Es knistert und knarzt auf dem Album. Die von William Hutson und Jonathan Snipes beigesteuerten Beats wirken industriell. Ein großes Experiment, bei dem verrückte Wissenschaftler ein paar Stoffe zusammenschütten und schauen, was passiert. Mal führt es zu Explosionen („Dominoes„), mal qualmt es nur ein bisschen („Or Die“). Auf die Ergebnisse rappt in jedem Fall Daveed Diggs, der häufig in Flow und Stimmfarbe an die Ying Yang Twins erinnert. Ein bisschen Noise-Musik aus L.A., ein bisschen Dirty South in den Vocals und schließlich eine Prise der West Coast-typischen Gelassenheit. Fertig ist Clipping.

Nicht nur Krach wird geboten, auch Alltagsgeräusche werden zweckentfremdet. Bei „Get Up“ besteht der Beat beispielsweise nur aus den Geräuschen eines elektronischen Weckers. Das ist alles. Musik im Gewand des everyday life.

Ein Herz für das Außergewöhnliche muss man mitbringen, wenn man „CLPPNG“ hört. Mit „Work Work“ hat das Album im Prinzip nur einen richtigen Ohrwurm zu bieten. Der ist allerdings gleich von der ganz hartnäckigen Sorte. Ansonsten bilden die Songs kleine Labore, in denen mal mit diesem Effekt, mal mit jenem Stimmeinsatz hantiert wird.
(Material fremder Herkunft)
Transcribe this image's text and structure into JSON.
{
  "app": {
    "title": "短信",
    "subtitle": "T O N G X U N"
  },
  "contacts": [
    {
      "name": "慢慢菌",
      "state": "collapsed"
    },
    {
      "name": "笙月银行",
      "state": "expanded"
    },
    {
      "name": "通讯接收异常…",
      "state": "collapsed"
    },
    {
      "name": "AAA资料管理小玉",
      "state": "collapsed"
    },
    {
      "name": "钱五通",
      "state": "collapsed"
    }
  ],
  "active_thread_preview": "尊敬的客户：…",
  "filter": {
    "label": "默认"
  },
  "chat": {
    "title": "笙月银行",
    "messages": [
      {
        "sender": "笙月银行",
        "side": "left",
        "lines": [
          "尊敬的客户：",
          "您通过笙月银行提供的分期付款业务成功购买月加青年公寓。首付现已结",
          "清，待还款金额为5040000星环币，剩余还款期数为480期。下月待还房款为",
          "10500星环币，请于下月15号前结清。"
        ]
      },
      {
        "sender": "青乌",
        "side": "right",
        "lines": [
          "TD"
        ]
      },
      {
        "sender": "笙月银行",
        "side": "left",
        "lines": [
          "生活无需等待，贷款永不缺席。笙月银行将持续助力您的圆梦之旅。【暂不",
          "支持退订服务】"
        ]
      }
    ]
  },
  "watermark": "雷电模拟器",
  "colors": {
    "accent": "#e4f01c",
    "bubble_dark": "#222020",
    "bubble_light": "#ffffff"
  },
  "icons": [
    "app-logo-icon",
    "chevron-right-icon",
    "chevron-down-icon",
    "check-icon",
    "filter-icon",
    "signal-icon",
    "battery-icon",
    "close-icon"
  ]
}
Technisch ist das Album in allen Belangen weit vorne. Diggs rappt immer onbeat, variiert seinen Flow, sodass es nicht langweilig wird und wirkt auch im Doubletime souverän. Die Beats wurden mehr als einmal durchdacht. Das einzige Problem, das sich im Zuge der Konzeption von „CLPPNG“ entwickelt, ist der doch recht anstrengende Charakter des Albums. HipHop-Fans werden sich ob der genannten Vorzüge beim Hören freuen können. Für alle anderen dürfte es schwierig sein im Angesicht all der verschiedenen Noise- und Industrial-Einflüsse nicht schon in der Mitte von „CLPPNG“ die Nerven zu verlieren.